The things I'm talking about are not exceptional. In my world they occur all the time. This particular protest happened. It was a solidarity march for the struggle taking place in Greece right now. There, at the beginning of December, police shot and killed a 15-year-old in an anarchist neighborhood. Thanks to cultural differences (the Greeks liberated themselves from a dictatorship 30 years ago, which is something the Americans haven't done in 250 years) the Greeks have not yet conceded police the right to kill whenever they want, like police are allowed to do in the US and most other countries. They also understand that the police are not a random collection of individuals but an institution created by and serving the powerful. They recognize that it is never rich investors getting killed by police, only immigrants and radicals. So, they responded appropriately, not circulating a petition asking for this one cop to be fired, but by attacking police stations and banks, and taking over TV and radio stations to reclaim the power to explain themselves. Hundreds of thousands of people have been participating, students, workers, older generations, pouring out onto the streets. When the cops filled the air with tear gas, they set fires to counteract the gas. If media in other countries covered this at all, it was without context, without understanding, only disjointed images of fires woven into a prefabricated moralistic tale of Chaos. And around the world, people have been attacking Greek consulates and banks, maybe in your city too. Because in our world, an injury to one is an injury to all, and the authorities who want our obedience are not about to stop killing us, imprisoning us, and torturing us.

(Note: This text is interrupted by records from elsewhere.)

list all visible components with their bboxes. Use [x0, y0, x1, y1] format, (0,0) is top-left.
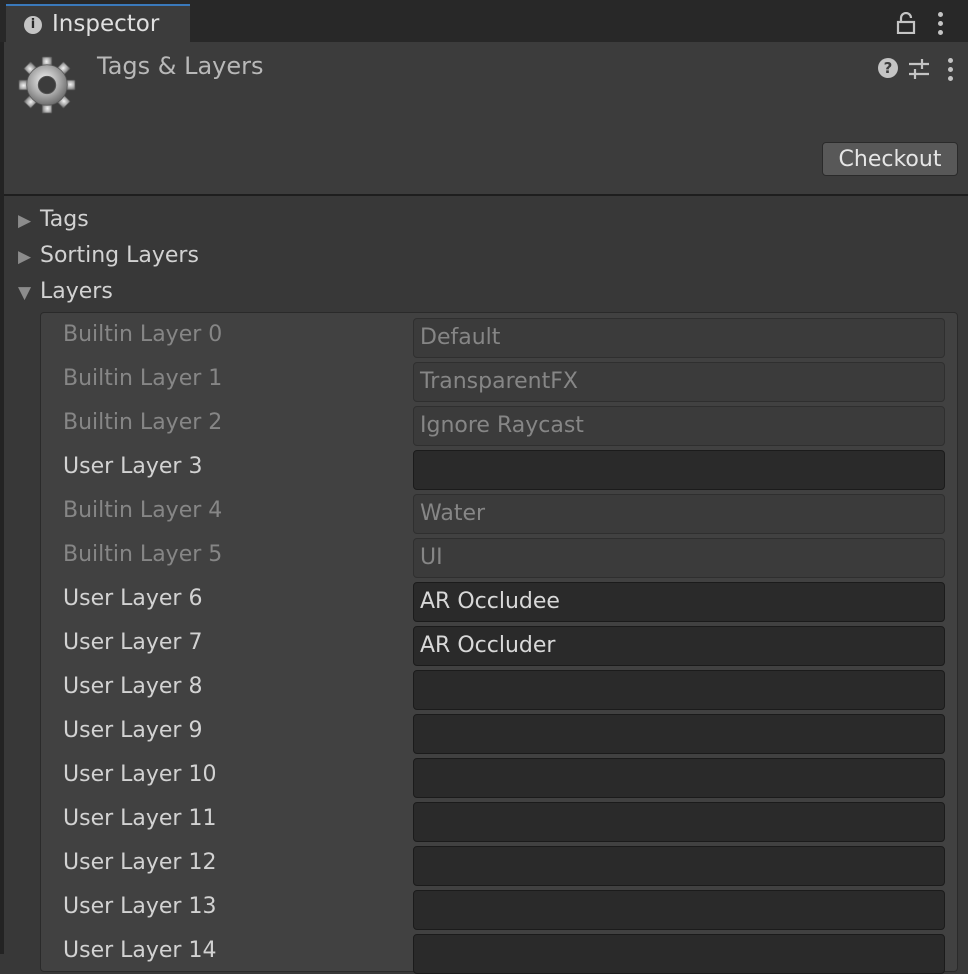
layer-label: Builtin Layer 4 [63, 498, 223, 523]
header-more-icon[interactable] [947, 58, 953, 81]
layer-label: User Layer 7 [63, 630, 203, 655]
layer-label: Builtin Layer 5 [63, 542, 223, 567]
window-tab-bar: i Inspector [0, 0, 968, 42]
layer-label: User Layer 13 [63, 894, 217, 919]
layers-list: Builtin Layer 0 Default Builtin Layer 1 … [40, 312, 958, 974]
section-sorting-layers[interactable]: ▶ Sorting Layers [18, 241, 199, 271]
layer-name-input[interactable] [413, 714, 945, 754]
collapse-arrow-icon: ▼ [18, 283, 32, 303]
layer-row: User Layer 14 [41, 929, 957, 974]
layer-name-input[interactable] [413, 846, 945, 886]
layer-row: User Layer 12 [41, 841, 957, 886]
layer-label: User Layer 3 [63, 454, 203, 479]
tab-label: Inspector [52, 11, 160, 37]
layer-name-input[interactable] [413, 450, 945, 490]
layer-name-input[interactable]: AR Occluder [413, 626, 945, 666]
layer-row: Builtin Layer 5 UI [41, 533, 957, 578]
layer-label: User Layer 6 [63, 586, 203, 611]
layer-name-input[interactable]: AR Occludee [413, 582, 945, 622]
layer-row: User Layer 7 AR Occluder [41, 621, 957, 666]
layer-label: User Layer 11 [63, 806, 217, 831]
layer-name-input[interactable] [413, 890, 945, 930]
layer-name-input[interactable] [413, 670, 945, 710]
layer-label: Builtin Layer 1 [63, 366, 223, 391]
expand-arrow-icon: ▶ [18, 247, 32, 267]
layer-name-field: Ignore Raycast [413, 406, 945, 446]
layer-row: Builtin Layer 2 Ignore Raycast [41, 401, 957, 446]
layer-name-field: TransparentFX [413, 362, 945, 402]
layer-label: User Layer 8 [63, 674, 203, 699]
expand-arrow-icon: ▶ [18, 211, 32, 231]
layer-label: Builtin Layer 2 [63, 410, 223, 435]
layer-label: User Layer 10 [63, 762, 217, 787]
gear-icon [18, 56, 76, 114]
layer-row: User Layer 9 [41, 709, 957, 754]
tab-inspector[interactable]: i Inspector [6, 4, 190, 42]
layer-row: User Layer 10 [41, 753, 957, 798]
layer-row: Builtin Layer 1 TransparentFX [41, 357, 957, 402]
layer-row: User Layer 13 [41, 885, 957, 930]
layer-label: User Layer 14 [63, 938, 217, 963]
layer-row: User Layer 6 AR Occludee [41, 577, 957, 622]
inspector-header: Tags & Layers ? Checkout [4, 42, 968, 196]
layer-label: User Layer 12 [63, 850, 217, 875]
layer-name-input[interactable] [413, 802, 945, 842]
section-tags[interactable]: ▶ Tags [18, 205, 89, 235]
tab-more-icon[interactable] [937, 12, 943, 35]
layer-name-field: UI [413, 538, 945, 578]
info-icon: i [24, 16, 42, 34]
lock-icon[interactable] [896, 12, 916, 34]
layer-label: Builtin Layer 0 [63, 322, 223, 347]
layer-row: Builtin Layer 0 Default [41, 313, 957, 358]
layer-row: User Layer 3 [41, 445, 957, 490]
help-icon[interactable]: ? [878, 58, 898, 78]
layer-name-field: Default [413, 318, 945, 358]
checkout-button[interactable]: Checkout [822, 142, 958, 176]
layer-row: User Layer 11 [41, 797, 957, 842]
layer-name-input[interactable] [413, 758, 945, 798]
page-title: Tags & Layers [97, 52, 264, 80]
section-label: Sorting Layers [40, 243, 199, 268]
layer-label: User Layer 9 [63, 718, 203, 743]
layer-row: Builtin Layer 4 Water [41, 489, 957, 534]
section-label: Tags [40, 207, 89, 232]
settings-icon[interactable] [908, 58, 930, 80]
section-layers[interactable]: ▼ Layers [18, 277, 113, 307]
section-label: Layers [40, 279, 113, 304]
layer-name-input[interactable] [413, 934, 945, 974]
layer-name-field: Water [413, 494, 945, 534]
layer-row: User Layer 8 [41, 665, 957, 710]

Around the same time cops in Greece killed that kid, cops in the US, Georgia I think, shot another black boy to death. Folks in his neighborhood did the honorable thing and rioted, but as far as I read there weren't any other ripples in the whole country. Why not? People don't seem to believe police should have a right to kill people, because they lie to themselves and insist that police don't have that right, they create a make believe world for themselves in which if someone, anyone, commits a murder, he is punished. I don't think anyone actually lives in the Real World-- it's too pathologically twisted and dishonest a place and it would require so much psychological fragmentation and displacement I think it would drive anyone insane. What I really want to know is, what is the relationship of everyone else's world to the Real World, and how do other people negotiate the inevitable contradictions? How do other people explain how every day prisoners are being tortured and cops are killing people, and why is this so underreported? What do people see as their own role in this daily disaster? How can I build bridges between my world and the worlds of other people who care, who are sincere, who are trying, but who see the problems from another perspective?

Thanks for reading my thoughts. I look forward to hearing your own.